Пребывая в творческом удовольствии, я писал, меньше всего желая, чтобы книга входила в шорт-листы бестселлеров и разлеталась по экранам электронных читалок, продавалась на станциях метро среди гор графоманских текстов или красовалась на витринах магазинов.
Habent sua fata libelli. – Книги имеют свою судьбу.
Теренциан Мавр, «О буквах, слогах, стопах и метрах».
И вправду, 9 сентября не был обычным днём. Осеннее солнце купалось в зените, отражаясь в Неве миллионами ярких бликов. Пронизанные светом, необыкновенной красоты облака, словно белые новогодние шары повисли над Дворцовой набережной, золотым куполом Исаакия, Стрелкой Васильевского острова, исчезая за горизонтом. А совсем ещё по-летнему тёплый ветерок слегка трогал волосы.
– Как же знаком с детства этот плеск волн, эти мокрые камни, здесь у Петропавловки. Подумать только, сколько воспоминаний связано с этим городом! – произнесла она вслух, и словно испугавшись своих невольных слов, оглянулась.
Но никого не было, только Троицкий мост радовал глаз своей строгой торжественностью, похожий на старого верного слугу в зелёном мундире.
– Вот редкий день, когда не нужно спешить, не нужно ни о чём думать. Даже странно как-то. И дело не в Дне рождения, не в том, что дома всё приготовлено, а потому, что приснился этот сон.

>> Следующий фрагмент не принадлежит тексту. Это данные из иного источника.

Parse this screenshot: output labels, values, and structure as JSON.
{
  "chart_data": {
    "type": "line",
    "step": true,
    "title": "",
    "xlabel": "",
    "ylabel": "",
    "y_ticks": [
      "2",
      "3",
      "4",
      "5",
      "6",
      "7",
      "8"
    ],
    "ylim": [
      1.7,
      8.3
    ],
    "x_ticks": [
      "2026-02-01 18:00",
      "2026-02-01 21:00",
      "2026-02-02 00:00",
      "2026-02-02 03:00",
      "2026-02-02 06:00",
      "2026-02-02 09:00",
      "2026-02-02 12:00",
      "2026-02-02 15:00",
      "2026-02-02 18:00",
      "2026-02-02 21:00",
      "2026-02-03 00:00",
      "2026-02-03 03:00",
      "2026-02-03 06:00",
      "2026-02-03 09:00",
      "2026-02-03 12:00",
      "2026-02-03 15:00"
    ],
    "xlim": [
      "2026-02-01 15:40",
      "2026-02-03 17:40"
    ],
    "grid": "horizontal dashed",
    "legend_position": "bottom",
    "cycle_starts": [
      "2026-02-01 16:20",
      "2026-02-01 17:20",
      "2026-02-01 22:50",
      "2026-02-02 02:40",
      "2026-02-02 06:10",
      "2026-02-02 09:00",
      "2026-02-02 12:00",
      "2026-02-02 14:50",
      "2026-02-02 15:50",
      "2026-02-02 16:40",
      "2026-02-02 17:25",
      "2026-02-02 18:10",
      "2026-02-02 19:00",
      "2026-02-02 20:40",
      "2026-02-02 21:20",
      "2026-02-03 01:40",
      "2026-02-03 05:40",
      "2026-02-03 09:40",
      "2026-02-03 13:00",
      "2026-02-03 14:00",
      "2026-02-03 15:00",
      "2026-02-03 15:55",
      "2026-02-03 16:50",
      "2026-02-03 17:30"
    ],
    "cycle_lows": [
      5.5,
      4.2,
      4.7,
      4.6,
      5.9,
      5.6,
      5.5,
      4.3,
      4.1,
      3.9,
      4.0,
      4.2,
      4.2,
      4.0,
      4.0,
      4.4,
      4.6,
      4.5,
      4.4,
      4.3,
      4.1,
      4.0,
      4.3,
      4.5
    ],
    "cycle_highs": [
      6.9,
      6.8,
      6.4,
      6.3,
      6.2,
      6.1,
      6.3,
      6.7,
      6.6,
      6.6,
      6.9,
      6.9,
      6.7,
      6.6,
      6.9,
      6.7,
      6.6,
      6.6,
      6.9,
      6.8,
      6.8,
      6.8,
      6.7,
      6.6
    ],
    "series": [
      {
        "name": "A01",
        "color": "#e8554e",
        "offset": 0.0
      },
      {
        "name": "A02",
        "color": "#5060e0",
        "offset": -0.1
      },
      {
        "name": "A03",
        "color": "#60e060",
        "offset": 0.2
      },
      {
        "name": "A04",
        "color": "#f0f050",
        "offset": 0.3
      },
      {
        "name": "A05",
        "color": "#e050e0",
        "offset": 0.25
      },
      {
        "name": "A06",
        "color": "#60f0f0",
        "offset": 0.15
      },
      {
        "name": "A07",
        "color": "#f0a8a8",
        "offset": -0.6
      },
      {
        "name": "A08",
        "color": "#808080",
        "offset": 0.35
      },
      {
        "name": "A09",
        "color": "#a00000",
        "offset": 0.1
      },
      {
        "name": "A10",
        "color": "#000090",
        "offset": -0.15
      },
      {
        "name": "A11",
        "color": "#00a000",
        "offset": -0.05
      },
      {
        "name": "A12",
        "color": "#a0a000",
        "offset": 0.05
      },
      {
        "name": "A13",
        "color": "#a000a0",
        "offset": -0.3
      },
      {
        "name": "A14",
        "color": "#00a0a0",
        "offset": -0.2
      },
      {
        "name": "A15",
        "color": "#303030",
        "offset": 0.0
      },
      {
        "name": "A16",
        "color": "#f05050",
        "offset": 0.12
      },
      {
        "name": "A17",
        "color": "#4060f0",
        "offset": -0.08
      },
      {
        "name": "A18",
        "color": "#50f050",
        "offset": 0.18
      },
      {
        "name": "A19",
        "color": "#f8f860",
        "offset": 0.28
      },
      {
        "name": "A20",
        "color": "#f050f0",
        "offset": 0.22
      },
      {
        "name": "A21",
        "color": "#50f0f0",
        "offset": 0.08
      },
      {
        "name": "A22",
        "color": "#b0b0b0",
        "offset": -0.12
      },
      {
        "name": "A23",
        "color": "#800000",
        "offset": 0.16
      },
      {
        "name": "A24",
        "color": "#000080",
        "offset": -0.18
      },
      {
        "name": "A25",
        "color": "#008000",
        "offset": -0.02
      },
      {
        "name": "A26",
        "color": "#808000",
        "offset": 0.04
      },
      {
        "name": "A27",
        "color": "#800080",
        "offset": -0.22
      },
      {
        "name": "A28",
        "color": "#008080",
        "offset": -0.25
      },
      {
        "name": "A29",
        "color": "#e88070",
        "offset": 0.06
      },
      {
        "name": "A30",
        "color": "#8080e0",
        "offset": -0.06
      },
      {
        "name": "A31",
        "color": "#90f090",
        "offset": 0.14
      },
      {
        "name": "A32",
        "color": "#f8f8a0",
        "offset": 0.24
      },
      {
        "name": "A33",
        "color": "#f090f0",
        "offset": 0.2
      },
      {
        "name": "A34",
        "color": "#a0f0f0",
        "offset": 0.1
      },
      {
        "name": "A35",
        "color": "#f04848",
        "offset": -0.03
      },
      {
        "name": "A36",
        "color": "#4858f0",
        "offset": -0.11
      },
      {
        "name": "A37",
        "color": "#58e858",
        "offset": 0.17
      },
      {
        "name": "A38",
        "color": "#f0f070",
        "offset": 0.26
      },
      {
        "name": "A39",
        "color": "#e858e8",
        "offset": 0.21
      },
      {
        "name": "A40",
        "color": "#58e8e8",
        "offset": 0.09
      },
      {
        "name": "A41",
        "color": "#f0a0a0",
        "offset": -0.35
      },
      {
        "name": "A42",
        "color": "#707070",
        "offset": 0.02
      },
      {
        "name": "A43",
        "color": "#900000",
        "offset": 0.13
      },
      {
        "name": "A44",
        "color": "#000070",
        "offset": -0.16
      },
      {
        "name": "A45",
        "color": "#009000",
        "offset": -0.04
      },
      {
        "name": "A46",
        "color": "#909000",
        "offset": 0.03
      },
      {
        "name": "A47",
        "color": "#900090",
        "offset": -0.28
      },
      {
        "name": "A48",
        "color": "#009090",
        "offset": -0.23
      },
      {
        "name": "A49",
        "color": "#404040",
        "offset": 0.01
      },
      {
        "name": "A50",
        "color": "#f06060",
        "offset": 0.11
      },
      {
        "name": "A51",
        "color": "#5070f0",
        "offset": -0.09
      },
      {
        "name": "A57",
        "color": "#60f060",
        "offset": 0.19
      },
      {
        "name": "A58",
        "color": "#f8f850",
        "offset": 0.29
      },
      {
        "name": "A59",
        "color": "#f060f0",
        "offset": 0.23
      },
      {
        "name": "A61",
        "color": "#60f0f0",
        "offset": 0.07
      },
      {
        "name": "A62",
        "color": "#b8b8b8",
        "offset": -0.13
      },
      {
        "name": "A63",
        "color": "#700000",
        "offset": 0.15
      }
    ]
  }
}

Стопы касались круглых камней, а недавние грёзы уже захватили всё её существо.
– Будто лечу над решётчатой оградой Летнего сада, низко-низко, а золотистая тьма словно соткана из тысячи ночных песчинок, причудливых запахов сказочных роз в античных вазах, окутанных негой деревьев и сонных дорожек. Кажется, во всём мире нет большего счастья, чем оказаться там. – глаза засветились, а в уголках губ промелькнула улыбка.
– Почему он приснился? И почему именно в эту ночь, когда исполнилось восемнадцать? Вечером соберутся гости, но мне совсем не до них. А ещё я встретила там его, да это мог быть только он…
Она не считала себя красивой.
– И как только бабушка может называть меня принцессой? Ну скажите на милость, где вы видели принцесс с нескладной фигурой и кривенькими ножками. – беседовать с собой стало привычкой и вовсе не тяготило. Да это и не удивительно, ведь подруг у Сони никогда не было, а почему, она и сама не знала.
Расположив свой любимый маленький мольберт поудобнее, Соня предалась занятию, которое обожала всегда. Масло венчалось с холстом, и каждый мазок приносил юной художнице светлую радость. В эти минуты она не замечала никого и ничего вокруг. Казалось, кисть была продолжением тонких Сониных пальцев, а движения – быстрыми и невероятно точными. Игра света в облаках ясного питерского неба особенно захватывала воображение, унося в мир возможных и невозможных сочетаний цветов и оттенков.